The reason was that his son was alive and would have probably been killed if we had invaded. Ken Burns, in his report on the war, had a picture in his book of a Japanese officer training high-school girls on how to use bamboo spears to defend Japan.

I was told by a POW who was imprisoned at the start of the war in Japan that every civilian was armed with bamboo spears, and they were trained to fight to the death.

Paul J. Driscoll

Fort Pierce, Florida

 

Pound of Cure

Regarding "Pope Francis Shakes Up the Church" (page one, Oct. 6 issue): Justice and mercy: I probably understand neither.

Is the Blessed Mother virgin or mother, is Jesus God or man, are human beings mortal or immortal, is God infinitely merciful or infinitely just? Yes to all. Mercy is very important (Divine Mercy Sunday). Yet justice also deserves its day.

It is difficult to mercifully live the beatitudes without first observing the Ten Commandments. Can one consistently live in the illuminative or unitive stage of the spiritual life if, due to sin, one is entrenched in the purgative stage?

In 1 Corinthians 6:9-10, St. Paul lists those who will not enter the Kingdom of heaven. This is forever "stuff."

Even seemingly small indiscretions can have serious repercussions and "justice." For example: God forbade Moses from Promised Land entry because he did not follow just one small directive.

All sin has unseen serious repercussions. Adam’s sin only temporarily closed heaven’s gates to humanity, but it also forever opened the gates of hell to us, Adam’s offspring.

In childrearing, an ounce of prevention (rules and why they exist) may be worth a ton of cure (mercy after committing serious sin). We have lost our once of prevention on abortion and are about to lose it on "gay marriage."

The Church’s "battlefield hospital" may be growing. It is time for a lot of mercy. In any war, it is beneficial to teach soldiers how to recognize a minefield, machine-gun nest or snare in order to avoid these traps (ounce of prevention) vs. picking up the pieces afterward (ton of cure).

The Church will continue to be a "battlefield" hospital until the end of time. But we must also teach/show our children how to avoid Satan’s noose of serious sin, so in the "battlefield hospital" our children can be workers and not patients.

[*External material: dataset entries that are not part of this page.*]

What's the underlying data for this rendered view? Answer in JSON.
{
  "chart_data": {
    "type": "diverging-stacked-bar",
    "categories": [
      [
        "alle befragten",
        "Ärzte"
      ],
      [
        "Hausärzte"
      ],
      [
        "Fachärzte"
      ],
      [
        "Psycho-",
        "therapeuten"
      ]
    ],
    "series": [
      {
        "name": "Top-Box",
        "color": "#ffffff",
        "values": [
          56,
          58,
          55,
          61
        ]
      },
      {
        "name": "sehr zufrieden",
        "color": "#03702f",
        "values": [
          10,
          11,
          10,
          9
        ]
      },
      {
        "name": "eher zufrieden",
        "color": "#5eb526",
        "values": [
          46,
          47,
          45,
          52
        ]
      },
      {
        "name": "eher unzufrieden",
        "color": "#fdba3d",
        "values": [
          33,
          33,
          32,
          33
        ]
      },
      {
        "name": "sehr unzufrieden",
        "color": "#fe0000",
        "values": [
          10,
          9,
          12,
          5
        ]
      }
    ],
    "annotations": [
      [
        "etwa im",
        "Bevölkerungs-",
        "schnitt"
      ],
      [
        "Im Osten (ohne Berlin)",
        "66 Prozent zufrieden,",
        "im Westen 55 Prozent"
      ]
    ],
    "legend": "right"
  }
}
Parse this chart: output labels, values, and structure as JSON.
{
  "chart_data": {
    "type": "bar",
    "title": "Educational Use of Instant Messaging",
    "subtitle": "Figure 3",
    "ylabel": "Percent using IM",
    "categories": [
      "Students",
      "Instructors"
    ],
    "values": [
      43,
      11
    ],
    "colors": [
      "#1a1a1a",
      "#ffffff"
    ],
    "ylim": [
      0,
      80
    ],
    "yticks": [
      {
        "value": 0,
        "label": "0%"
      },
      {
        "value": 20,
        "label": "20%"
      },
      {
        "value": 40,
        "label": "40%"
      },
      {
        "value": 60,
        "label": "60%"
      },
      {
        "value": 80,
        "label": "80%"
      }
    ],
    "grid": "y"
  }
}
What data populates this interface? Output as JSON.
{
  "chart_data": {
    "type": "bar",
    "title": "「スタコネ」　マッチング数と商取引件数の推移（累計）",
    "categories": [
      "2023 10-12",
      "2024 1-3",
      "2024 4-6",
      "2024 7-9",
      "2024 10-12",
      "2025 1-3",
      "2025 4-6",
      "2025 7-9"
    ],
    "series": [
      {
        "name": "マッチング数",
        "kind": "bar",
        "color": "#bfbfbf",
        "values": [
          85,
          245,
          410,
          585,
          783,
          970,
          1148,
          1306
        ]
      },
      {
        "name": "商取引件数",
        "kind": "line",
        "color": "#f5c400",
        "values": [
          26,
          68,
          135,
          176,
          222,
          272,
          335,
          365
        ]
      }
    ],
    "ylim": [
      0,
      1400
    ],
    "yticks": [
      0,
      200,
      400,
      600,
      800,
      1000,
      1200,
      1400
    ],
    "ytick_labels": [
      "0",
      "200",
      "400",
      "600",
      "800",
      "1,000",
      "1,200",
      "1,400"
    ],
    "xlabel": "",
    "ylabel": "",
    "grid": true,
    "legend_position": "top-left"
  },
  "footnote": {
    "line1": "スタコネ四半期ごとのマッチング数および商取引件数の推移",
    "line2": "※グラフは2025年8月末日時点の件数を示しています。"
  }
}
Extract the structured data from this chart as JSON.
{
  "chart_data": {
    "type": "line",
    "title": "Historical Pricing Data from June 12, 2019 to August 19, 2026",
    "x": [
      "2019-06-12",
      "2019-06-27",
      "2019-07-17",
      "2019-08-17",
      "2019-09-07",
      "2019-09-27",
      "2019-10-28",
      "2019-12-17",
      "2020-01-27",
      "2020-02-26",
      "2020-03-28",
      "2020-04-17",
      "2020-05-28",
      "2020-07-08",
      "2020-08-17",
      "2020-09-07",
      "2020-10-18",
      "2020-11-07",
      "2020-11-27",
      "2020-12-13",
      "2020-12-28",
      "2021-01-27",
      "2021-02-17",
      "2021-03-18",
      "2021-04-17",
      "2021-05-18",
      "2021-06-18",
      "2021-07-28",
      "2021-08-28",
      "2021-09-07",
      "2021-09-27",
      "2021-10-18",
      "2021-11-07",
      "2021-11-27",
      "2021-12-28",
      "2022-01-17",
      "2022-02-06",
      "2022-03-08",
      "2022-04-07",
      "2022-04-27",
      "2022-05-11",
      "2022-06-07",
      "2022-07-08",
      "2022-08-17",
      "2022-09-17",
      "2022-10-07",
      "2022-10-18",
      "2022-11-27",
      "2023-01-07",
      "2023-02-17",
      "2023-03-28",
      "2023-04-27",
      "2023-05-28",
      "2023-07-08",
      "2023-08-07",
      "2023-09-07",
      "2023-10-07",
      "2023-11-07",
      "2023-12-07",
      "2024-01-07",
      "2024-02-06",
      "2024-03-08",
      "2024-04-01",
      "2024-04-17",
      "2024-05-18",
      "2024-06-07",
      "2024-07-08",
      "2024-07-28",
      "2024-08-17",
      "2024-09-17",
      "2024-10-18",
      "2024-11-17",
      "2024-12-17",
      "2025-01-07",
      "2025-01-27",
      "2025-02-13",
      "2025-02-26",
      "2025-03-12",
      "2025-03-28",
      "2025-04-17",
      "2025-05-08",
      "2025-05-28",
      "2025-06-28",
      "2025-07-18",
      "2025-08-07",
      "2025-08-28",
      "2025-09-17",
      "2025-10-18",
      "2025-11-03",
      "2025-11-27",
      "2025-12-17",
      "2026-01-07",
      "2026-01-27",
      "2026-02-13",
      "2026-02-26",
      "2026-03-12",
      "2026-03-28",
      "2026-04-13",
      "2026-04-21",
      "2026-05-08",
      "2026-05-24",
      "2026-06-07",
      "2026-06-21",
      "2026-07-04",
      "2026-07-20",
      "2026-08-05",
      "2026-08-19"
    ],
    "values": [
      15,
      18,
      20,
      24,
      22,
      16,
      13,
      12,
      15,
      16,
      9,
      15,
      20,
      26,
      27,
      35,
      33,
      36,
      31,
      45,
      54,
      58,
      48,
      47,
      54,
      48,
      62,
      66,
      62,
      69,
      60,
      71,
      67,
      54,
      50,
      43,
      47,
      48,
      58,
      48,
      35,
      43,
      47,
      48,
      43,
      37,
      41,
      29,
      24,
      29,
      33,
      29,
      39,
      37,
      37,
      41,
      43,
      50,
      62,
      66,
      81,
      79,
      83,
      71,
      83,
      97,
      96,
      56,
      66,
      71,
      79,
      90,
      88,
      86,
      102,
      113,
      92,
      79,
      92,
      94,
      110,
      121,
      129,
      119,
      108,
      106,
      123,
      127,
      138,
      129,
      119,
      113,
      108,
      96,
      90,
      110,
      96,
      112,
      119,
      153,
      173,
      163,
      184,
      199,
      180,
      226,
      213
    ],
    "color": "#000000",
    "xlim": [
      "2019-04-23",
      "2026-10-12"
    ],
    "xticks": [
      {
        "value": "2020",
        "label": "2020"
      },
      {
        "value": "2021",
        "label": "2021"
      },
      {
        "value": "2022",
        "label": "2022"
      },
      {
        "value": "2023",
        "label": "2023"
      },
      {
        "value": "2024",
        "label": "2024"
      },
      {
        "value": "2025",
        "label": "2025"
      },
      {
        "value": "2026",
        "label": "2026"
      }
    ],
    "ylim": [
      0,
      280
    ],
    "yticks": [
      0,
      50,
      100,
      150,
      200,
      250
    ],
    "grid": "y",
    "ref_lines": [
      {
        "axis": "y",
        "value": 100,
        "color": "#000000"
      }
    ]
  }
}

To the woman caught in adultery, Jesus was both merciful (saved her from certain death by stoning) and just ("Go, and sin no more"). May the God of mercy help us all to be more like our Holy Father and be merciful to all, both in "prevention" and "cure."

Joe Marincel

Flower Mound, Texas

 

Modern Thinking

Pertinent to "Common Core Commotion" (page one, Sept. 22 issue): All of this hullabaloo about the "federal government intervening in education" with the Common Core in public education is missing one very important point: The United States is no longer the agrarian nation it was in the 18th century, when local school districts and parishes could determine what should be taught in "their" schools.

We now have students who move with the crop cycles, from Texas, to Florida, to Michigan, to California and back to Texas, all within a single school year. Common Core seeks to address that. What worked pre-WWI isn’t the same in the 21st century, with a global economy.

Our children need to be leaving our schools on an equal footing with the children in other nations, no matter what local district, city or state they were educated in. Common Core is the first step in recognizing that issue for the United States as a nation, with plenty of room for local standards as well.

We as a nation — and as Catholics — in educating our children, need to step out of our localized thinking and begin to think about what is best for our children on a global scale in the 21st century.

William Cinnamon

Los Angeles, California

 

Correction

"Pray the Rosary With Children" (Culture of Life, Oct. 6 issue) included conflicting dates for the Fatima feast. It is Oct. 13. The Register regrets the error.